-6-

84 9 0
                                    

-Adrienna-

TOK! TOK! TOK!

Aku mengetuk pintu kamar bang Rian yang berada di sebelah kamarku. Namun, tidak ada jawaban sama sekali. Mau masuk, tapi nanti dimarahin. Ah, lebih baik aku mengetuknya lagi.

TOK! TOK! TOK!

"BANG RIAANN!!" Teriakku sambil mengetuk pintunya beberapa kali.

Ceklek!
Tanda pintu dibuka, akhirnyaaa.

"Lo ngapain sih ketok ketok? Pake teriak segala." Ucap bang Rian.

"Ck! Siapa suruh lama banget buka nya? Udah ah gue mau masuk." Aku berdecak, dan langsung masuk ke dalam kamarnya tanpa mempedulikan bang Rian yang masih berada di pintu.

Aku berbaring di kasurnya yang empuk itu, sudah lama aku tidak ke kamar bang Rian. Dekorasinya juga udah di ubah lagi, berbeda dengan yang dulu.

"Main masuk aja lo. Tumben banget lo ke kamar gue, kenapa?" Bang Rian duduk di pinggir kasur sambil mengernyit ke arahku.

Aku membuang napas pelan. "Gue mau curhat, bang." Ucapku dengan nada lesu.

"Huh? Gue gak salah denger? Gue kira orang kayak lo gak punya masalah." Ucapnya sambil memainkan ponselnya.

"Sialan lo, bang." Gumamku sambil memutar bola mataku.

"Oke oke, lo mau curhat apa, Ca?"

Bang Rian menaruh ponselnya di nakas lalu kembali menghadap ke arahku. Aku pun bangun dan bersandar dengan bantal. Hm, semoga aja bang Rian gak ngeledek.

"Abang tau anaknya om Indra sama tante Shara gak?" Tanyaku.

Lima menit. Lima menit bang Rian diam tanpa berniat membuka suara, namun matanya masih menatapku. Uh, kenapa dia jadi diem gitu? Apa aku salah ngomong? Kayaknya nggak deh, aku kan cuma memastikan aja.

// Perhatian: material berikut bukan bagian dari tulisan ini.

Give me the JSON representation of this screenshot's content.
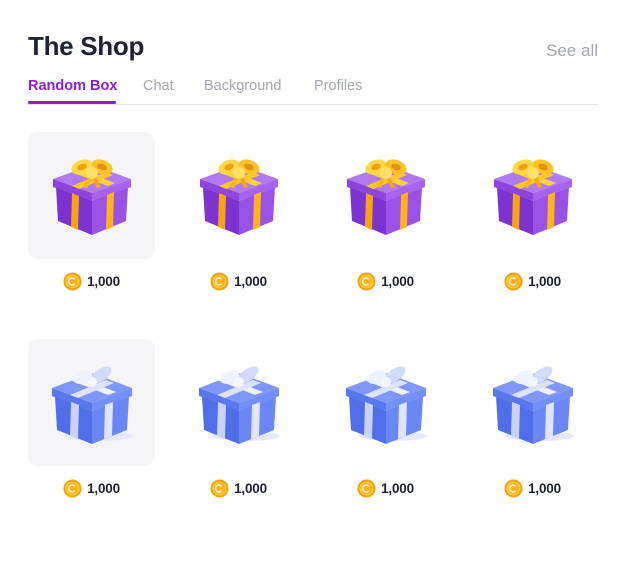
{
  "header": {
    "title": "The Shop",
    "see_all_label": "See all"
  },
  "tabs": [
    {
      "label": "Random Box",
      "active": true
    },
    {
      "label": "Chat",
      "active": false
    },
    {
      "label": "Background",
      "active": false
    },
    {
      "label": "Profiles",
      "active": false
    }
  ],
  "colors": {
    "accent": "#8a1fd8",
    "purple_box": "#8b3fd9",
    "gold_ribbon": "#ffc21a",
    "blue_box": "#5b7bf2",
    "silver_ribbon": "#d9e0ff",
    "coin": "#ffb21d"
  },
  "items": [
    {
      "box": "purple-gift-box-icon",
      "price": "1,000",
      "selected": true
    },
    {
      "box": "purple-gift-box-icon",
      "price": "1,000",
      "selected": false
    },
    {
      "box": "purple-gift-box-icon",
      "price": "1,000",
      "selected": false
    },
    {
      "box": "purple-gift-box-icon",
      "price": "1,000",
      "selected": false
    },
    {
      "box": "blue-gift-box-icon",
      "price": "1,000",
      "selected": true
    },
    {
      "box": "blue-gift-box-icon",
      "price": "1,000",
      "selected": false
    },
    {
      "box": "blue-gift-box-icon",
      "price": "1,000",
      "selected": false
    },
    {
      "box": "blue-gift-box-icon",
      "price": "1,000",
      "selected": false
    }
  ]
}
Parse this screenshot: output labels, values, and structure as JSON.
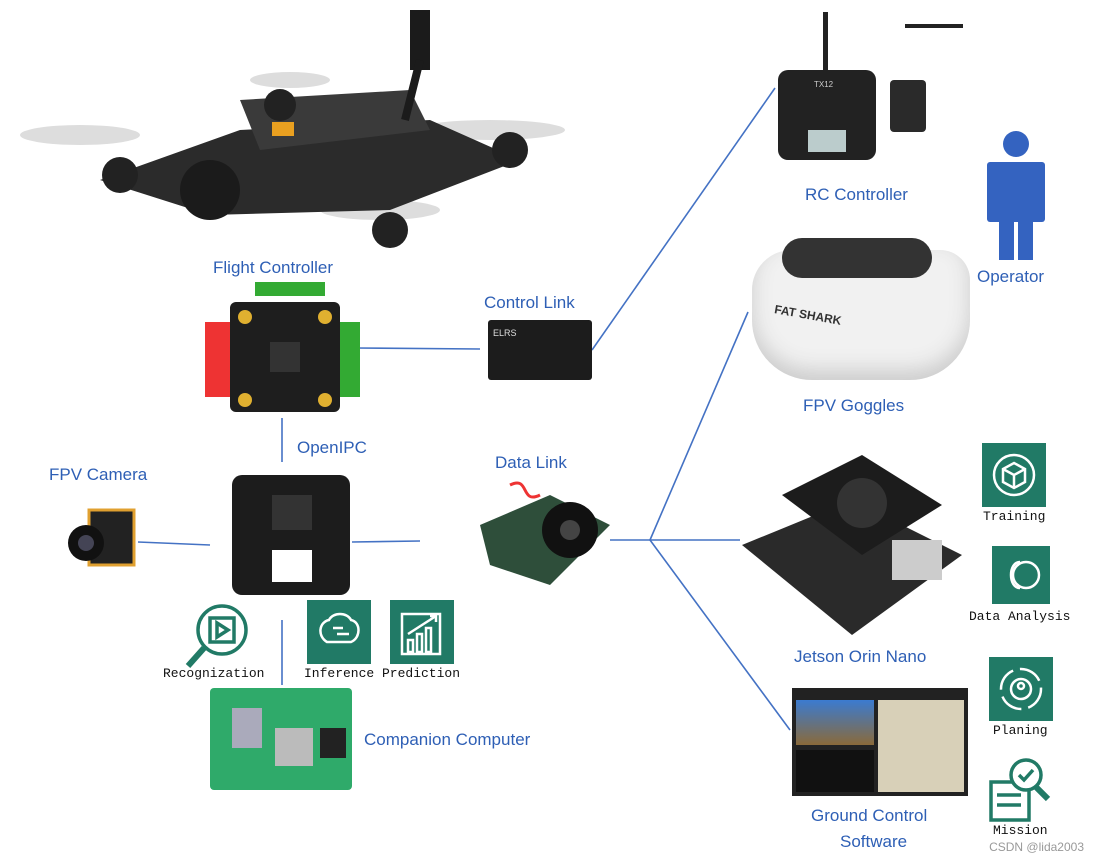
{
  "labels": {
    "flight_controller": "Flight Controller",
    "control_link": "Control Link",
    "rc_controller": "RC Controller",
    "operator": "Operator",
    "fpv_goggles": "FPV Goggles",
    "openipc": "OpenIPC",
    "fpv_camera": "FPV Camera",
    "data_link": "Data Link",
    "jetson": "Jetson Orin Nano",
    "companion": "Companion Computer",
    "gcs_line1": "Ground Control",
    "gcs_line2": "Software"
  },
  "tasks": {
    "recognization": "Recognization",
    "inference": "Inference",
    "prediction": "Prediction",
    "training": "Training",
    "data_analysis": "Data Analysis",
    "planing": "Planing",
    "mission": "Mission"
  },
  "image_text": {
    "goggles_brand": "FAT SHARK",
    "rc_model": "TX12",
    "elrs": "ELRS"
  },
  "watermark": "CSDN @lida2003",
  "colors": {
    "line": "#4472c4",
    "label": "#2e5fb5",
    "tile": "#217a66"
  }
}
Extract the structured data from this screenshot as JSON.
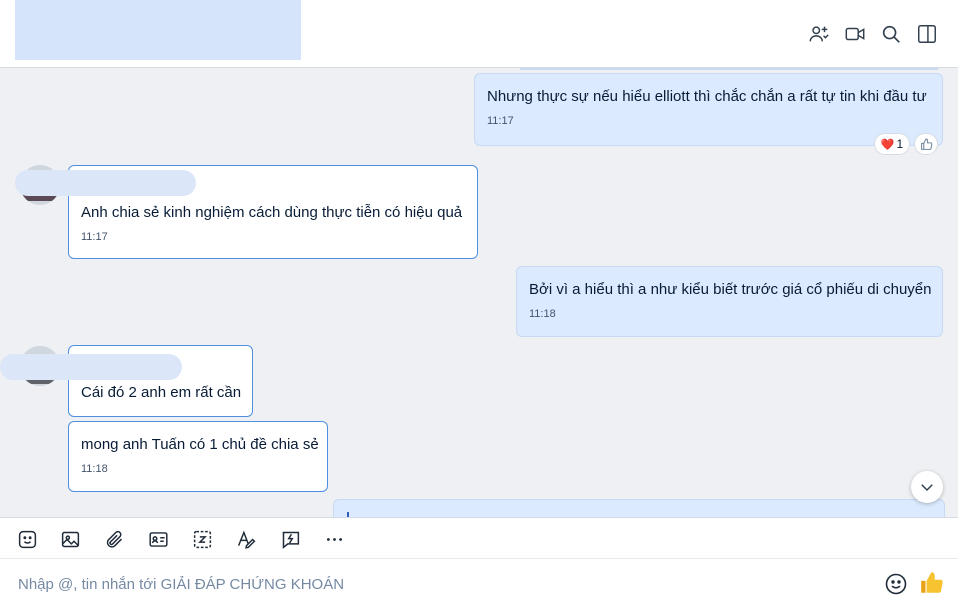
{
  "header": {
    "icons": [
      "add-member-icon",
      "video-call-icon",
      "search-icon",
      "sidebar-toggle-icon"
    ]
  },
  "messages": [
    {
      "direction": "out",
      "text": "Nhưng thực sự nếu hiểu elliott thì chắc chắn a rất tự tin khi đầu tư",
      "time": "11:17",
      "reaction": {
        "emoji": "❤️",
        "count": "1"
      }
    },
    {
      "direction": "in",
      "text": "Anh chia sẻ kinh nghiệm cách dùng thực tiễn có hiệu quả",
      "time": "11:17"
    },
    {
      "direction": "out",
      "text": "Bởi vì a hiểu thì a như kiểu biết trước giá cổ phiếu di chuyển",
      "time": "11:18"
    },
    {
      "direction": "in",
      "text": "Cái đó 2 anh em rất cần",
      "time": ""
    },
    {
      "direction": "in",
      "text": "mong anh Tuấn có 1 chủ đề chia sẻ",
      "time": "11:18"
    }
  ],
  "toolbar": {
    "icons": [
      "sticker-icon",
      "image-icon",
      "attachment-icon",
      "contact-card-icon",
      "screenshot-icon",
      "text-format-icon",
      "quick-message-icon",
      "more-icon"
    ]
  },
  "composer": {
    "placeholder": "Nhập @, tin nhắn tới GIẢI ĐÁP CHỨNG KHOÁN",
    "value": ""
  },
  "colors": {
    "outgoing_bubble": "#dbeafe",
    "incoming_border": "#4d8fe0",
    "like_accent": "#f5a623"
  }
}
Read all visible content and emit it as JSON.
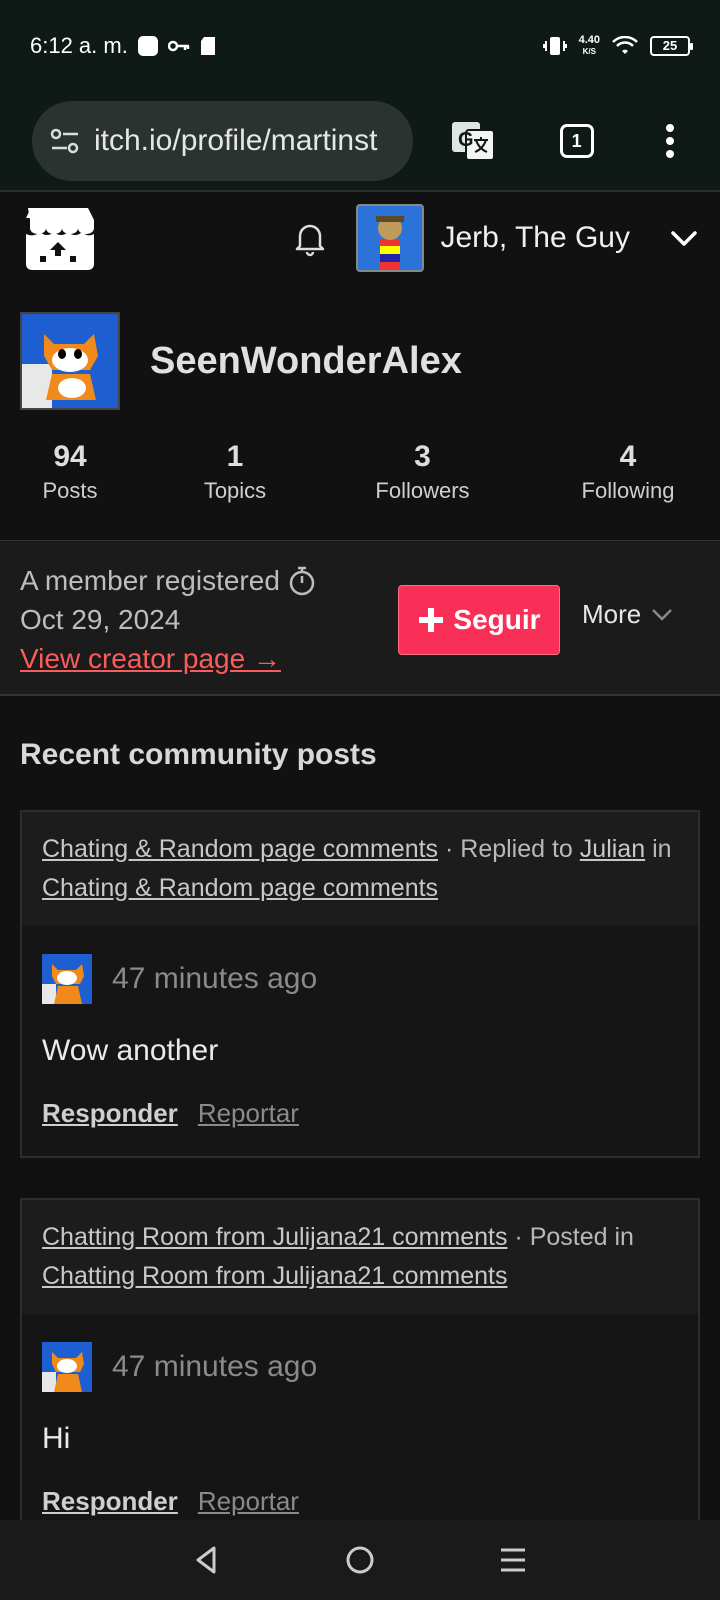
{
  "status_bar": {
    "time": "6:12 a. m.",
    "speed_value": "4.40",
    "speed_unit": "K/S",
    "battery": "25"
  },
  "browser": {
    "url": "itch.io/profile/martinst",
    "tab_count": "1"
  },
  "header": {
    "user_name": "Jerb, The Guy"
  },
  "profile": {
    "name": "SeenWonderAlex",
    "stats": [
      {
        "num": "94",
        "label": "Posts"
      },
      {
        "num": "1",
        "label": "Topics"
      },
      {
        "num": "3",
        "label": "Followers"
      },
      {
        "num": "4",
        "label": "Following"
      }
    ],
    "member_line": "A member registered",
    "member_date": "Oct 29, 2024",
    "creator_link": "View creator page →",
    "follow_label": "Seguir",
    "more_label": "More"
  },
  "section_title": "Recent community posts",
  "posts": [
    {
      "topic": "Chating & Random page comments",
      "action": " · Replied to ",
      "target": "Julian",
      "in_word": " in ",
      "board": "Chating & Random page comments",
      "time": "47 minutes ago",
      "text": "Wow another",
      "reply_label": "Responder",
      "report_label": "Reportar"
    },
    {
      "topic": "Chatting Room from Julijana21 comments",
      "action": " · Posted in",
      "target": "",
      "in_word": "",
      "board": "Chatting Room from Julijana21 comments",
      "time": "47 minutes ago",
      "text": "Hi",
      "reply_label": "Responder",
      "report_label": "Reportar"
    }
  ],
  "colors": {
    "accent": "#fa2f57",
    "link": "#fa5c5c",
    "background": "#111111"
  }
}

"Bang?" Aku menepuk pundaknya, bang Rian pun terkejut saat aku memanggilnya. Benar-benar melamun.

"H-huh? Kenapa, Ca?"

"Kok lo bengong, sih, bang?"

"Huh? Nggak, kok. Oh ya, gue gak kenal tuh sama anaknya om Indra. Gu-gue gak pernah liat." Ucapnya sambil menggaruk tengkuk lehernya yang tidak gatal. Setahuku, orang yang menggaruk tengkuk lehernya itu pasti sedang gugup.

Bang Rian gugup?
Tapi, kenapa?

Aku menaruh telunjukku di depan dagu sambil mengernyit dahi, seakan sedang berpikir. "Hmm, gue juga gak pernah sih, bang."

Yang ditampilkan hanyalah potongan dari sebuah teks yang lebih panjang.